Decoding happens locally in your browser. Nothing is sent anywhere.

Where base64 image strings come from

If you need to decode a base64 image, it probably arrived from one of these sources. Here is how to find and copy the string correctly from each.

API or JSON response

Copy the value of the field containing the image. It will be a long string of letters and numbers. Paste it directly. The tool handles both raw base64 and data URI format.

HTML source code

Right-click the page and choose View Page Source (Ctrl+U on Windows, Cmd+U on Mac). Search for "data:image" to find embedded images. Copy the entire string from data: through to the closing quote.

CSS stylesheet

Open browser DevTools, find the stylesheet, search for "url(data:". Copy everything inside the url() parentheses including the data: prefix.

Database or log file

Copy the base64 string value exactly. Watch out for line breaks that may have been inserted for readability. Remove any whitespace or newlines from the string before pasting.

Email source

View the raw email source. Images in HTML emails are often embedded as base64 data URIs. Copy the full data:image/...;base64,... string from the src attribute of an img tag.

Troubleshooting common issues

Error: invalid base64 string

The string contains characters that are not valid in base64. Valid characters are A-Z, a-z, 0-9, plus (+), slash (/) and equals (=). Remove any spaces, line breaks, quotes, HTML entities like & or angle brackets that may have been included when copying.

The decoded image looks corrupted or wrong

The string may be truncated. Base64 strings for images can be very long. Make sure you copied the entire string from the first character to the last without cutting anything off. Select all before copying rather than manually highlighting.

Wrong image format detected

When pasting raw base64 without the data: prefix, the tool detects the format from the binary signature in the encoded data. If the detected format is wrong, paste the full data URI format (data:image/png;base64,... or the appropriate MIME type) so the tool knows the format explicitly.

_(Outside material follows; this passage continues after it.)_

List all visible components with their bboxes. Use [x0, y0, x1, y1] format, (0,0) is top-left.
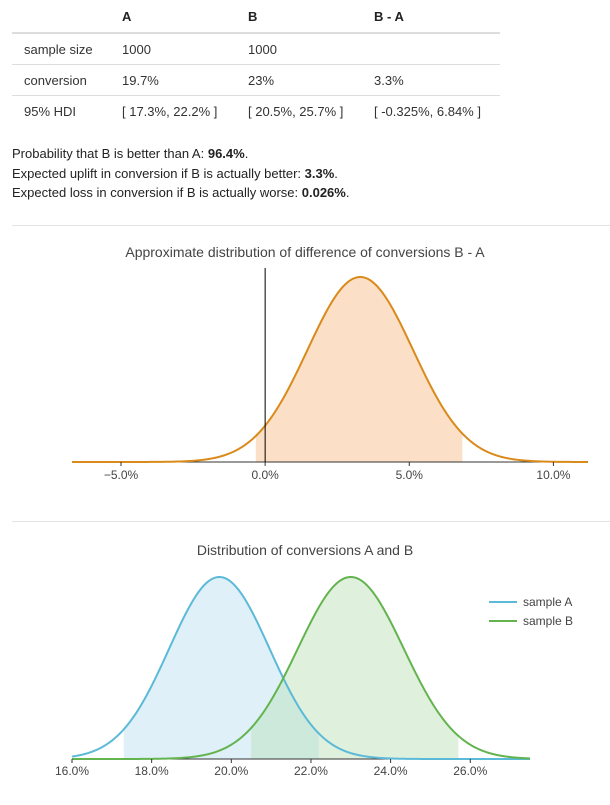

The string is very long and hard to copy

If you are working with a file, it may be easier to use the Image to Base64 tool on this site to encode the original file and check the output, rather than trying to copy a long embedded string from source code.

Frequently asked questions

What is a data URI?

A data URI is a string that encodes a file's content directly inside a URL. For images, it looks like this: data:image/png;base64,iVBORw0KGgo... The data: prefix tells the browser this is inline data rather than an external URL. The image/png part is the MIME type telling the browser what kind of data it is. The base64 label indicates the encoding method. Everything after the comma is the base64-encoded file content.

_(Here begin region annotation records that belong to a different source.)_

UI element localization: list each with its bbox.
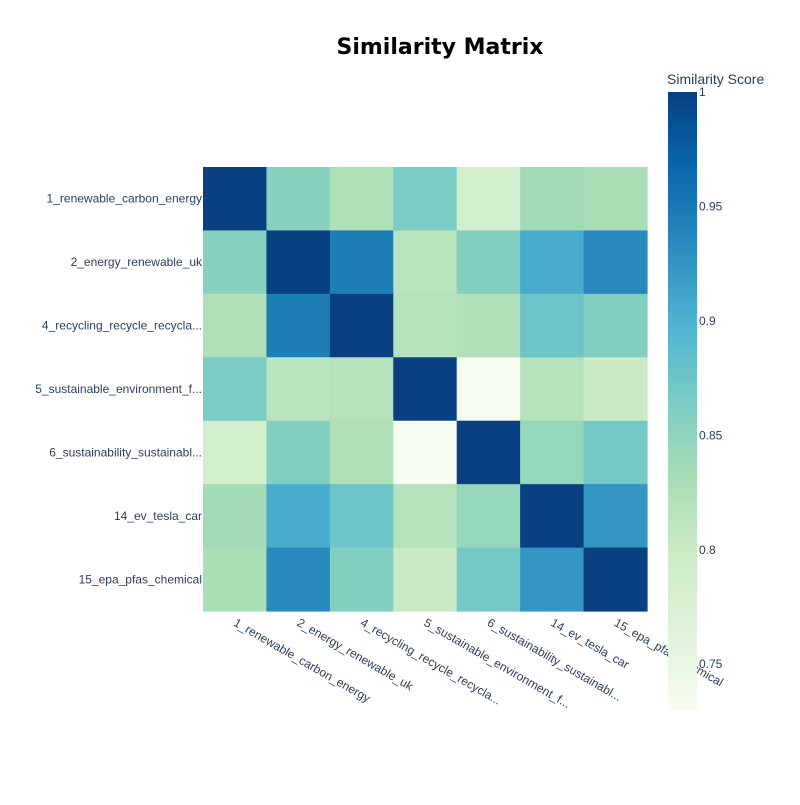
heatmap-cell-5-2[interactable] xyxy=(266,420,331,485)
y-tick-label: 1_renewable_carbon_energy xyxy=(47,192,202,206)
heatmap-cell-3-4[interactable] xyxy=(393,293,458,358)
heatmap-cell-4-7[interactable] xyxy=(583,357,648,422)
heatmap-cell-6-7[interactable] xyxy=(583,484,648,549)
heatmap-cell-6-6[interactable] xyxy=(520,484,585,549)
heatmap-cell-4-1[interactable] xyxy=(203,357,268,422)
heatmap-cell-5-1[interactable] xyxy=(203,420,268,485)
heatmap-cell-1-7[interactable] xyxy=(583,167,648,232)
heatmap-cell-3-7[interactable] xyxy=(583,293,648,358)
heatmap-cell-4-3[interactable] xyxy=(329,357,394,422)
colorbar-tick-label: 0.8 xyxy=(699,543,716,557)
colorbar: Similarity Score 0.75 0.8 0.85 0.9 0.95 1 xyxy=(667,71,764,710)
heatmap-cell-7-6[interactable] xyxy=(520,547,585,612)
colorbar-tick-label: 0.85 xyxy=(699,428,723,442)
y-axis-tick-labels: 1_renewable_carbon_energy 2_energy_renewa… xyxy=(35,192,203,587)
heatmap-cell-2-5[interactable] xyxy=(456,230,521,295)
heatmap-cell-4-2[interactable] xyxy=(266,357,331,422)
heatmap-cell-1-4[interactable] xyxy=(393,167,458,232)
y-tick-label: 15_epa_pfas_chemical xyxy=(79,572,202,586)
heatmap-cell-1-3[interactable] xyxy=(329,167,394,232)
heatmap-cell-6-1[interactable] xyxy=(203,484,268,549)
colorbar-bar xyxy=(668,92,697,710)
heatmap-cell-4-5[interactable] xyxy=(456,357,521,422)
heatmap-cell-3-5[interactable] xyxy=(456,293,521,358)
colorbar-ticks: 0.75 0.8 0.85 0.9 0.95 1 xyxy=(699,85,723,671)
y-tick-label: 2_energy_renewable_uk xyxy=(71,255,203,269)
colorbar-title: Similarity Score xyxy=(667,71,764,87)
heatmap-cell-6-5[interactable] xyxy=(456,484,521,549)
heatmap-cells xyxy=(203,167,648,612)
chart-title: Similarity Matrix xyxy=(337,35,544,60)
y-tick-label: 4_recycling_recycle_recycla... xyxy=(42,319,202,333)
colorbar-tick-label: 1 xyxy=(699,85,706,99)
heatmap-cell-7-3[interactable] xyxy=(329,547,394,612)
heatmap-cell-2-3[interactable] xyxy=(329,230,394,295)
x-axis-tick-labels: 1_renewable_carbon_energy2_energy_renewa… xyxy=(231,615,725,711)
y-tick-label: 14_ev_tesla_car xyxy=(114,509,202,523)
heatmap-cell-7-5[interactable] xyxy=(456,547,521,612)
heatmap-cell-5-6[interactable] xyxy=(520,420,585,485)
heatmap-cell-7-1[interactable] xyxy=(203,547,268,612)
heatmap-cell-2-7[interactable] xyxy=(583,230,648,295)
heatmap-cell-3-6[interactable] xyxy=(520,293,585,358)
heatmap-cell-7-7[interactable] xyxy=(583,547,648,612)
heatmap-cell-4-4[interactable] xyxy=(393,357,458,422)
colorbar-tick-label: 0.75 xyxy=(699,657,723,671)
heatmap-cell-2-1[interactable] xyxy=(203,230,268,295)
heatmap-cell-1-5[interactable] xyxy=(456,167,521,232)
heatmap-cell-7-2[interactable] xyxy=(266,547,331,612)
heatmap-cell-3-3[interactable] xyxy=(329,293,394,358)
heatmap-cell-2-4[interactable] xyxy=(393,230,458,295)
heatmap-cell-6-3[interactable] xyxy=(329,484,394,549)
heatmap-cell-6-4[interactable] xyxy=(393,484,458,549)
heatmap-cell-1-1[interactable] xyxy=(203,167,268,232)
heatmap-cell-2-6[interactable] xyxy=(520,230,585,295)
heatmap-cell-4-6[interactable] xyxy=(520,357,585,422)
y-tick-label: 6_sustainability_sustainabl... xyxy=(49,445,202,459)
heatmap-cell-5-5[interactable] xyxy=(456,420,521,485)
y-tick-label: 5_sustainable_environment_f... xyxy=(35,382,202,396)
colorbar-tick-label: 0.9 xyxy=(699,314,716,328)
heatmap-cell-3-2[interactable] xyxy=(266,293,331,358)
heatmap-cell-5-7[interactable] xyxy=(583,420,648,485)
heatmap-cell-1-6[interactable] xyxy=(520,167,585,232)
heatmap-cell-3-1[interactable] xyxy=(203,293,268,358)
heatmap-cell-1-2[interactable] xyxy=(266,167,331,232)
heatmap-cell-6-2[interactable] xyxy=(266,484,331,549)
heatmap-cell-5-4[interactable] xyxy=(393,420,458,485)
heatmap-cell-7-4[interactable] xyxy=(393,547,458,612)
heatmap-cell-2-2[interactable] xyxy=(266,230,331,295)
heatmap-cell-5-3[interactable] xyxy=(329,420,394,485)
colorbar-tick-label: 0.95 xyxy=(699,199,723,213)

What is the difference between a raw base64 string and a data URI?

Raw base64 is just the encoded content, for example iVBORw0KGgo... A data URI wraps that content with a prefix that identifies the MIME type: data:image/png;base64,iVBORw0KGgo... This tool accepts both formats. If you paste a raw base64 string without the data: prefix, it will attempt to detect the image format automatically from the binary signature in the encoded data.

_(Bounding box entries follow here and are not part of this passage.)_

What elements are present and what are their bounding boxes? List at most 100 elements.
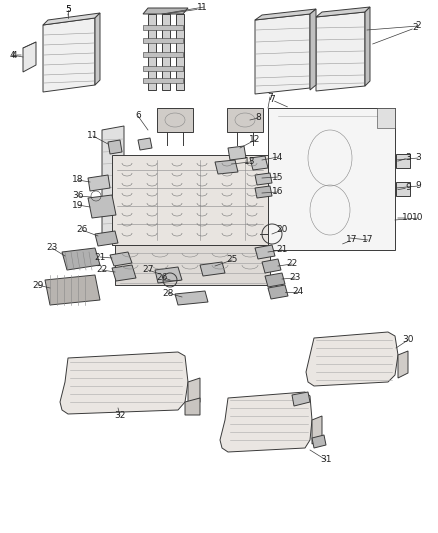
- Text: 27: 27: [142, 265, 154, 274]
- Polygon shape: [143, 52, 183, 57]
- Polygon shape: [255, 14, 310, 94]
- Text: 5: 5: [65, 5, 71, 14]
- Polygon shape: [255, 245, 275, 259]
- Text: 31: 31: [320, 456, 332, 464]
- Polygon shape: [155, 267, 182, 283]
- Polygon shape: [306, 332, 398, 386]
- Polygon shape: [43, 18, 95, 92]
- Text: 30: 30: [402, 335, 414, 344]
- Polygon shape: [176, 14, 184, 90]
- Text: 13: 13: [244, 157, 256, 166]
- Polygon shape: [143, 8, 188, 14]
- Polygon shape: [185, 398, 200, 415]
- Polygon shape: [143, 25, 183, 30]
- Text: 28: 28: [162, 288, 174, 297]
- Polygon shape: [62, 248, 100, 270]
- Text: 19: 19: [72, 200, 84, 209]
- Polygon shape: [255, 186, 272, 198]
- Text: 9: 9: [415, 182, 421, 190]
- Polygon shape: [112, 265, 136, 281]
- Text: 24: 24: [293, 287, 304, 296]
- Text: 15: 15: [272, 173, 284, 182]
- Text: 3: 3: [415, 154, 421, 163]
- Text: 36: 36: [72, 191, 84, 200]
- Text: 14: 14: [272, 152, 284, 161]
- Polygon shape: [396, 154, 410, 168]
- Text: 12: 12: [249, 135, 261, 144]
- Polygon shape: [316, 7, 370, 17]
- Polygon shape: [200, 262, 225, 276]
- Polygon shape: [396, 182, 410, 196]
- Text: 23: 23: [46, 244, 58, 253]
- Polygon shape: [162, 14, 170, 90]
- Polygon shape: [60, 352, 188, 414]
- Polygon shape: [115, 245, 270, 285]
- Text: 20: 20: [276, 225, 288, 235]
- Polygon shape: [148, 14, 156, 90]
- Polygon shape: [138, 138, 152, 150]
- Text: 2: 2: [415, 21, 421, 30]
- Text: 7: 7: [267, 93, 273, 101]
- Text: 26: 26: [76, 225, 88, 235]
- Polygon shape: [310, 9, 316, 90]
- Polygon shape: [228, 146, 246, 160]
- Text: 10: 10: [402, 214, 414, 222]
- Text: 1: 1: [197, 4, 203, 12]
- Polygon shape: [255, 9, 316, 20]
- Polygon shape: [110, 252, 132, 266]
- Polygon shape: [215, 160, 238, 174]
- Polygon shape: [377, 108, 395, 128]
- Text: 16: 16: [272, 188, 284, 197]
- Polygon shape: [112, 155, 268, 245]
- Text: 4: 4: [9, 51, 15, 60]
- Polygon shape: [88, 175, 110, 191]
- Polygon shape: [227, 108, 263, 132]
- Polygon shape: [268, 108, 395, 250]
- Text: 11: 11: [87, 132, 99, 141]
- Text: 17: 17: [346, 236, 358, 245]
- Text: 6: 6: [135, 111, 141, 120]
- Text: 8: 8: [255, 114, 261, 123]
- Text: 3: 3: [405, 154, 411, 163]
- Polygon shape: [102, 126, 124, 236]
- Polygon shape: [268, 285, 288, 299]
- Text: 22: 22: [286, 260, 298, 269]
- Polygon shape: [255, 173, 272, 185]
- Text: 9: 9: [405, 183, 411, 192]
- Text: 26: 26: [156, 272, 168, 281]
- Polygon shape: [143, 66, 183, 71]
- Polygon shape: [23, 42, 36, 72]
- Polygon shape: [365, 7, 370, 86]
- Polygon shape: [265, 273, 285, 287]
- Text: 29: 29: [32, 280, 44, 289]
- Text: 22: 22: [96, 265, 108, 274]
- Text: 5: 5: [65, 5, 71, 14]
- Polygon shape: [95, 13, 100, 85]
- Polygon shape: [43, 13, 100, 25]
- Polygon shape: [188, 378, 200, 408]
- Polygon shape: [398, 351, 408, 378]
- Polygon shape: [95, 231, 118, 246]
- Text: 25: 25: [226, 255, 238, 264]
- Polygon shape: [143, 38, 183, 43]
- Text: 1: 1: [201, 3, 207, 12]
- Text: 18: 18: [72, 175, 84, 184]
- Text: 21: 21: [276, 246, 288, 254]
- Polygon shape: [108, 140, 122, 154]
- Text: 7: 7: [269, 95, 275, 104]
- Text: 32: 32: [114, 410, 126, 419]
- Polygon shape: [175, 291, 208, 305]
- Polygon shape: [220, 392, 312, 452]
- Polygon shape: [316, 12, 365, 91]
- Polygon shape: [157, 108, 193, 132]
- Polygon shape: [262, 259, 281, 273]
- Polygon shape: [312, 416, 322, 444]
- Polygon shape: [312, 435, 326, 448]
- Text: 17: 17: [362, 236, 374, 245]
- Text: 21: 21: [94, 253, 106, 262]
- Text: 4: 4: [11, 51, 17, 60]
- Polygon shape: [292, 392, 310, 406]
- Polygon shape: [143, 78, 183, 83]
- Polygon shape: [88, 195, 116, 218]
- Text: 23: 23: [290, 273, 301, 282]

What image formats can be decoded?

PNG, JPEG, WebP, GIF, SVG and BMP can all be decoded. The format is read from the MIME type in the data URI prefix when present. For raw base64 strings without a prefix, the tool detects the format by examining the binary signature in the first few bytes of the decoded data.

Why do I need to decode a base64 image?

Common reasons include: an API returned an image as a base64 string and you want to see or save it; you found a data URI embedded in HTML or CSS source code and want to extract the image as a file; you are debugging an application that encodes images before storing or transmitting them; or you received a base64 string in a log or database export and need to verify what image it represents.

My base64 string shows an error. What is wrong?

The most common cause is the string being truncated or having extra characters added during copying. Base64 strings should contain only letters A to Z, a to z, digits 0 to 9, plus (+), slash (/) and equals (=) for padding. Spaces, line breaks, quotes and HTML entities must be removed. If you copied from a web page, try copying from the raw page source instead, since some characters may have been converted by the browser's rendering.

Is my base64 string sent to a server?

No. Decoding happens entirely in your browser using the built-in atob() function, which converts base64 text back to binary data locally. Nothing is sent to any server. You can disconnect from the internet after the page loads and the tool still works.